How to get your children off their phones

 

By Walter Kerr
Co-founder

It’s the question parents ask me most. In any talk I give, it’s the time parents get out their notebook, jot down ideas on their phones.  

“My child’s getting sulky, they don’t talk to me anymore, dinners with them are like pulling teeth.”

There’s no silver bullet to getting your children off their phones. More widely, there’s a broader argument as to whether prohibition is in fact the best way to do so - movements like Smartphone Free Childhood have been decisive (and brilliant) in lobbying what the government will likely do to mandate a ban on social media for under 16s, but there’s increasing literature too about how education not prevention around tech use serves a similar benefit.
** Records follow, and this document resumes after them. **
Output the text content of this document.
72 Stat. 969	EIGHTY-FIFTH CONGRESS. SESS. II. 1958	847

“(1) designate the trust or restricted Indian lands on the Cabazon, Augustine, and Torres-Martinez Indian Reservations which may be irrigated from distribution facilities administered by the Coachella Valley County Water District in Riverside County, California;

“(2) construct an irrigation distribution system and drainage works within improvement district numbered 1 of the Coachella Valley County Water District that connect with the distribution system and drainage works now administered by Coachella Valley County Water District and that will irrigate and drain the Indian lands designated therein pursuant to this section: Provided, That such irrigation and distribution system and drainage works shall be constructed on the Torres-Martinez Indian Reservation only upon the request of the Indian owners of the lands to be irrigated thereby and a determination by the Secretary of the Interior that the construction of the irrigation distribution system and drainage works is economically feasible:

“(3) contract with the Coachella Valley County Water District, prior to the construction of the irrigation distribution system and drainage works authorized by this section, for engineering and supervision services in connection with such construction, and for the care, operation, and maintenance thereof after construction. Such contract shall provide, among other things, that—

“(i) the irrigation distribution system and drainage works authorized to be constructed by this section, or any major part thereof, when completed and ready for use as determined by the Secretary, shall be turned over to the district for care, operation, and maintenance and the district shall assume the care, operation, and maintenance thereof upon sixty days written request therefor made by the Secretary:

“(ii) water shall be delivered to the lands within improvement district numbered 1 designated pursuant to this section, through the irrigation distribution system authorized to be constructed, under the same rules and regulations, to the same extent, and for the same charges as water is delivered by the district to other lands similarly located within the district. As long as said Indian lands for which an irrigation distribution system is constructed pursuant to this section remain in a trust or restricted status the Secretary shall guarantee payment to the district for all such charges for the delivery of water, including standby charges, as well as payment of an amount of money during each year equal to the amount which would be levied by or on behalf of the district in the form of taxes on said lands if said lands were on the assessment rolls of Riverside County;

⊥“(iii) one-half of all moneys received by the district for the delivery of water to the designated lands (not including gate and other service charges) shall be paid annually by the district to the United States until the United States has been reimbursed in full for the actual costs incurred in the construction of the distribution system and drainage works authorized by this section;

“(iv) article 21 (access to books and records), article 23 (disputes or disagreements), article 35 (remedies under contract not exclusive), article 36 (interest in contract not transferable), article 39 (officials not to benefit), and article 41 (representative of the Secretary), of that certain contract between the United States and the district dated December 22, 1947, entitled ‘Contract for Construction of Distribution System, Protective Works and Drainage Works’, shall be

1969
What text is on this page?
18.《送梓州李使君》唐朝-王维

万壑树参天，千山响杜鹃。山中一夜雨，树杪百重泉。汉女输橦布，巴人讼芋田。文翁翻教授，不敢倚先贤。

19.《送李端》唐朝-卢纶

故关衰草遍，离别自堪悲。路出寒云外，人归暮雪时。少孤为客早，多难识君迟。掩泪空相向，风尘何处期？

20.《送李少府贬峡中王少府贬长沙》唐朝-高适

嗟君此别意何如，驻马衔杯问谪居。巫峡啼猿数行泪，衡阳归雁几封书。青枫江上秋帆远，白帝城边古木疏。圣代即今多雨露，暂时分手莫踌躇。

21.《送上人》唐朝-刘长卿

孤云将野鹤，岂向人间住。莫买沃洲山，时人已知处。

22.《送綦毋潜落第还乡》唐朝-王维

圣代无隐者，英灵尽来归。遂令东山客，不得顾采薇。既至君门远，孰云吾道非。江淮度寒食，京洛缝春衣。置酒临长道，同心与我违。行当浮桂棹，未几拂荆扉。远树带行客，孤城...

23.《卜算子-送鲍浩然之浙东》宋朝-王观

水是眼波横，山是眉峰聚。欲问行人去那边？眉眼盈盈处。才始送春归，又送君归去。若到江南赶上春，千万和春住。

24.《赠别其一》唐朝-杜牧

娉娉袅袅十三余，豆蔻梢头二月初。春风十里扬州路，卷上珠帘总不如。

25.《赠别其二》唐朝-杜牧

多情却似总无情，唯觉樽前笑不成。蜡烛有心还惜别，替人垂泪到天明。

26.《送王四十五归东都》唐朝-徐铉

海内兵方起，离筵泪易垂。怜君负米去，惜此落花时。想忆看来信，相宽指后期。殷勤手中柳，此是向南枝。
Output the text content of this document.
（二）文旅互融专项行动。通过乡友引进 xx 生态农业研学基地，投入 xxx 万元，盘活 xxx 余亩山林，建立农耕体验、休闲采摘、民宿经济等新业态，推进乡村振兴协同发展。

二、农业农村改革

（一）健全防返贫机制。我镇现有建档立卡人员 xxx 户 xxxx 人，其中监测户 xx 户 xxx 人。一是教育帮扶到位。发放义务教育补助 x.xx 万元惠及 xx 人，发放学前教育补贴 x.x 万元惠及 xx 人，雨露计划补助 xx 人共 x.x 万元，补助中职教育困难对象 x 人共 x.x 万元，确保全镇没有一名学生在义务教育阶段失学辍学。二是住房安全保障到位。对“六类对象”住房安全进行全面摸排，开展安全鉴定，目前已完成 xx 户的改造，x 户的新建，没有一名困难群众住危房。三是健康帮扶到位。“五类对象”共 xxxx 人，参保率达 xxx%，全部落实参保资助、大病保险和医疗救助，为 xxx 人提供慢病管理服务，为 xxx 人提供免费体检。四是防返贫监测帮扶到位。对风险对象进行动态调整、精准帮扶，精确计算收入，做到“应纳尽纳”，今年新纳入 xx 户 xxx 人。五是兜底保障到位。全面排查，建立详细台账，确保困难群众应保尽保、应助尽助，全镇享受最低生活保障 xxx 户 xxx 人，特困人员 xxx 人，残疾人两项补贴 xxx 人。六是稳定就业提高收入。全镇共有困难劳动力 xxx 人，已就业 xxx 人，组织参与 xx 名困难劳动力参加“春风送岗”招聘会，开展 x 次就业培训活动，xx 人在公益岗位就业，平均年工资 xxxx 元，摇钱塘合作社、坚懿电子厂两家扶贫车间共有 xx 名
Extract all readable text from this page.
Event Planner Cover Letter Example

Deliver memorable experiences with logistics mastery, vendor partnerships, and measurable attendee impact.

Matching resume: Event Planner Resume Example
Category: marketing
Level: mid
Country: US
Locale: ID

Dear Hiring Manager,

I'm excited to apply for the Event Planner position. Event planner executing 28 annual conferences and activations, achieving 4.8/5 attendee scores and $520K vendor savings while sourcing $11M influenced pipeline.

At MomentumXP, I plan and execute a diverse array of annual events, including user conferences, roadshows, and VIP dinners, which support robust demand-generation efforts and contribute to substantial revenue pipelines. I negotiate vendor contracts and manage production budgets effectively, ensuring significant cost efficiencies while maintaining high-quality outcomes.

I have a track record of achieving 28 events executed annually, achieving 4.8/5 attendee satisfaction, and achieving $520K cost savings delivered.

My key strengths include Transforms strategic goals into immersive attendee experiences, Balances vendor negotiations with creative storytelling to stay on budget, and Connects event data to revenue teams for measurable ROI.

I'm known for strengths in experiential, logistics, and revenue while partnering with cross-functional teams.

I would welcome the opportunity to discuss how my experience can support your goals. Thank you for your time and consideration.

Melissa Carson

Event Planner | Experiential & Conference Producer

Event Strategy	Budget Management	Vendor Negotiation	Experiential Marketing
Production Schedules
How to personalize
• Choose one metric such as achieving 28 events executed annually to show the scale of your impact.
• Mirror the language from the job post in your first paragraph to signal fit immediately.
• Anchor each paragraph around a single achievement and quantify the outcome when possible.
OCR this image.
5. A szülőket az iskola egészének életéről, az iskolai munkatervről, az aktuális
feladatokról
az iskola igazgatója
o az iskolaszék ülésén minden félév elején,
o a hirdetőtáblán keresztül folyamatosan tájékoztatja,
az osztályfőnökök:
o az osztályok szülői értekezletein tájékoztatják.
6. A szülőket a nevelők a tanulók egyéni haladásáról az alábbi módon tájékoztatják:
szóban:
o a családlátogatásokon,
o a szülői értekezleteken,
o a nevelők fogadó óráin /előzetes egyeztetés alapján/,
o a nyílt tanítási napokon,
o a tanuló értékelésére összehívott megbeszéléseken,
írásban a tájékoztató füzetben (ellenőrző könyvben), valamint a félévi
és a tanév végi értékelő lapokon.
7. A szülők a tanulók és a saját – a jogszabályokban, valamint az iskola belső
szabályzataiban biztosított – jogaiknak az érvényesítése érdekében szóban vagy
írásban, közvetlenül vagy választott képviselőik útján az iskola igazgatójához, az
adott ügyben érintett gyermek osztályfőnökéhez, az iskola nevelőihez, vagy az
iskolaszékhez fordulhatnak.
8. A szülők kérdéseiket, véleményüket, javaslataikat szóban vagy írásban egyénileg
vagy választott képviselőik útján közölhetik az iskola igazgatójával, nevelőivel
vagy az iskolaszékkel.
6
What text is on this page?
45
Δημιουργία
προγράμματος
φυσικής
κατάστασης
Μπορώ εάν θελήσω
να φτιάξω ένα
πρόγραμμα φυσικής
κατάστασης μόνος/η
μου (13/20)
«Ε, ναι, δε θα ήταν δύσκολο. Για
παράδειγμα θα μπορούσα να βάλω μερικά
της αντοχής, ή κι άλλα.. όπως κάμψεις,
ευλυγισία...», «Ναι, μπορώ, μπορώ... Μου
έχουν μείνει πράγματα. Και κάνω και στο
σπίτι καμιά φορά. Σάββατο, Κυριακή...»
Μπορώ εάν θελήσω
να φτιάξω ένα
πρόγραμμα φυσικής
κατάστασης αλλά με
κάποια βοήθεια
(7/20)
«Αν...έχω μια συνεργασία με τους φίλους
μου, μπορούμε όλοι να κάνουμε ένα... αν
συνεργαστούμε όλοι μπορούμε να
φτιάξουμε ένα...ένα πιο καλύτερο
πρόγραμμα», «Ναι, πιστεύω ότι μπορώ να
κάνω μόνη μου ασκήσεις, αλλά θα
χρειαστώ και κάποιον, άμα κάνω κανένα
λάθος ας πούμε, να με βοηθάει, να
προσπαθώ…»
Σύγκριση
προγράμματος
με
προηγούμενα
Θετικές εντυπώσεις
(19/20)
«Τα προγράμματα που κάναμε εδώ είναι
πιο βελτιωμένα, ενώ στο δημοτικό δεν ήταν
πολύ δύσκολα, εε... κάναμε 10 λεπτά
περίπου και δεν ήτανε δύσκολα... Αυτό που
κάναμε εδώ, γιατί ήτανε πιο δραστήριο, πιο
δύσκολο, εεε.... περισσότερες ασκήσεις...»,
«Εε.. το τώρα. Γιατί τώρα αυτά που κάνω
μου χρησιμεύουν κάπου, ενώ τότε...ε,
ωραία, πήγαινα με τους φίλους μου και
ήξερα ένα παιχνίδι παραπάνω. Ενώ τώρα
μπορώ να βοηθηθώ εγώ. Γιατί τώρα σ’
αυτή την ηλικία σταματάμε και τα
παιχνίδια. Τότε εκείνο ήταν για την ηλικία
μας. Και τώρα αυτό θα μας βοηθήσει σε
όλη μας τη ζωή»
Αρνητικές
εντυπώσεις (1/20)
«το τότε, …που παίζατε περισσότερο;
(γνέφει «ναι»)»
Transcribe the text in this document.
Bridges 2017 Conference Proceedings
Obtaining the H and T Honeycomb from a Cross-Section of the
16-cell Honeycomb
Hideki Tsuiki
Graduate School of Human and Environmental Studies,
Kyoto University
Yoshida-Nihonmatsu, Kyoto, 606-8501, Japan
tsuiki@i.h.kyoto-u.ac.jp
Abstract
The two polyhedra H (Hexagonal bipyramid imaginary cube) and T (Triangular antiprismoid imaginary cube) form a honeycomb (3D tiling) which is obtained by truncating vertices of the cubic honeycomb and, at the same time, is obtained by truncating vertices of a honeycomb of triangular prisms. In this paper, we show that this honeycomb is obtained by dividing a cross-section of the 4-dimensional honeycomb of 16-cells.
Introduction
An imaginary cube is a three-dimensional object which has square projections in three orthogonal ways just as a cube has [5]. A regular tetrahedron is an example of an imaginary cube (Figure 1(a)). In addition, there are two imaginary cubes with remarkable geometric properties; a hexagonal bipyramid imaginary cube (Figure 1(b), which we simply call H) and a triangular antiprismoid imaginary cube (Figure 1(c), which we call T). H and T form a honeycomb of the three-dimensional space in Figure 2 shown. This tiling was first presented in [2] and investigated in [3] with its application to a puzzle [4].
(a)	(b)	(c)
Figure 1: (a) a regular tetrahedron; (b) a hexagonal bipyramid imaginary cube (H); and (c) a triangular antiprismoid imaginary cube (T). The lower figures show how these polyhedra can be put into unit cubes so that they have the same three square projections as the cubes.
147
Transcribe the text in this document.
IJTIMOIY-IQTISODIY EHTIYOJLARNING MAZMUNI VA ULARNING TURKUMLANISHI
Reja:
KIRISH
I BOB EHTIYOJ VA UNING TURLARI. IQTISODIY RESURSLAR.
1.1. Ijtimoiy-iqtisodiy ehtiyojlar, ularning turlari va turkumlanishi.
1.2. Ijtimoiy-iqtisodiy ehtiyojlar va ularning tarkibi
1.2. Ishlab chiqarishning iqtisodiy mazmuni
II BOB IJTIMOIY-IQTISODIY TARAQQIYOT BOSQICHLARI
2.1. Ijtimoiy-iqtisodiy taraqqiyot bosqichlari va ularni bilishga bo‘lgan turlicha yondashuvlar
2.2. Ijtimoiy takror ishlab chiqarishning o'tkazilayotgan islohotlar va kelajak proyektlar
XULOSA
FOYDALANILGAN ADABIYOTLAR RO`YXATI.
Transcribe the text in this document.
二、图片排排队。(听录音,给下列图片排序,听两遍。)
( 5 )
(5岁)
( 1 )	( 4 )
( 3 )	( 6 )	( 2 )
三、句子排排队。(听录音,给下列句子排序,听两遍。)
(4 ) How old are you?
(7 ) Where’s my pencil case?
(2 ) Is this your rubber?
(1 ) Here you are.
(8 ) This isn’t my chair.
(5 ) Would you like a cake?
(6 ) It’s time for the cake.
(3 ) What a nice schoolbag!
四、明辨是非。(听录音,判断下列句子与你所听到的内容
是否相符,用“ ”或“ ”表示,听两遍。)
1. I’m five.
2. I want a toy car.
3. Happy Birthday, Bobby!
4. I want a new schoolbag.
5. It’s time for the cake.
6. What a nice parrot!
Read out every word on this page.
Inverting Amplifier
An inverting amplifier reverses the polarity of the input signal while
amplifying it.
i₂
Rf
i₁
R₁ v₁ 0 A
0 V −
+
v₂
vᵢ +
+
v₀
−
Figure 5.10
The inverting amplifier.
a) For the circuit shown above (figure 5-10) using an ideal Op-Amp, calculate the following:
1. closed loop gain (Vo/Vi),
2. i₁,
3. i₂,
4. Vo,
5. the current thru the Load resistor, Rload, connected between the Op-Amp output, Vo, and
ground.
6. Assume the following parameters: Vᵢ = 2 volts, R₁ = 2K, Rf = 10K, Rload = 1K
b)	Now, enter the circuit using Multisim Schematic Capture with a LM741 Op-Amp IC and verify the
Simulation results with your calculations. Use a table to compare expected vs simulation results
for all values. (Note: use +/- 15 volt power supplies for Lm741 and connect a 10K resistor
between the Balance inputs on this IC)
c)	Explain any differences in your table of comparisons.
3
That is discussion for another time.

Whatever the case, there are many good - and simple - things you can do to get your children using their phones less.

Here are some things to remember:

Your emails are their Instagram

Children are extraordinary mimics. Accusations of “pot, kettle” are rife within families. Before you say a word to your child about their screen time, take your phone off the table. Are you checking emails at dinner? Scrolling in bed? Reaching for your phone the moment a conversation lulls? You lose all leverage if you’re on your phone in front of them.

Analog is back

Prohibition has a peculiar way of making things more attractive. Tell a teenager they can't have something and you've essentially told them it's worth having. You need only look at some of the disasters around recent boarding school phone policy to understand what prohibition does to children’s attitudes towards phone use. Rather than waging a war you'll likely lose, think about making the phone less interesting. Or make having a brick phone a cool thing to have.

Gamify the alternatives

However much we don’t want to admit it, managing your children’s phone use is still a game of negotiation, give and take. Spend your half-term on a phone-free retreat; create a game of streaks to see how many nights you can spend together off your phones.

War and Peace can wait

Phone use and reading books are hand-in-glove issues when I speak to parents, so it’s worth two cents on how to get children to read more. I read the Glory Gardens cricket series until I was at least 14. At least I was reading, so said mum. Don’t worry if they aren’t reading German poetry – just get them reading something. It’s a trite example, but if they love whodunnit TV shows, get them reading John le Carré; if they love sport, autobiographies are a great starting point.

Opportunity cost

The key takeaway for me in reading Jonathan Height’s ‘The Anxious Generation’ was not necessarily the figures or statistics of tech use. It was in describing the opportunity cost of always being on your phone that struck me most as the prevailing takeaway for any parent.

It’s what a child is not doing if they are inside on their phone: a lack of play, a lack of being bored, a lack of imagination. Forget actually being on a phone and think about what they're foregoing. That to me is how you get a child off their phone.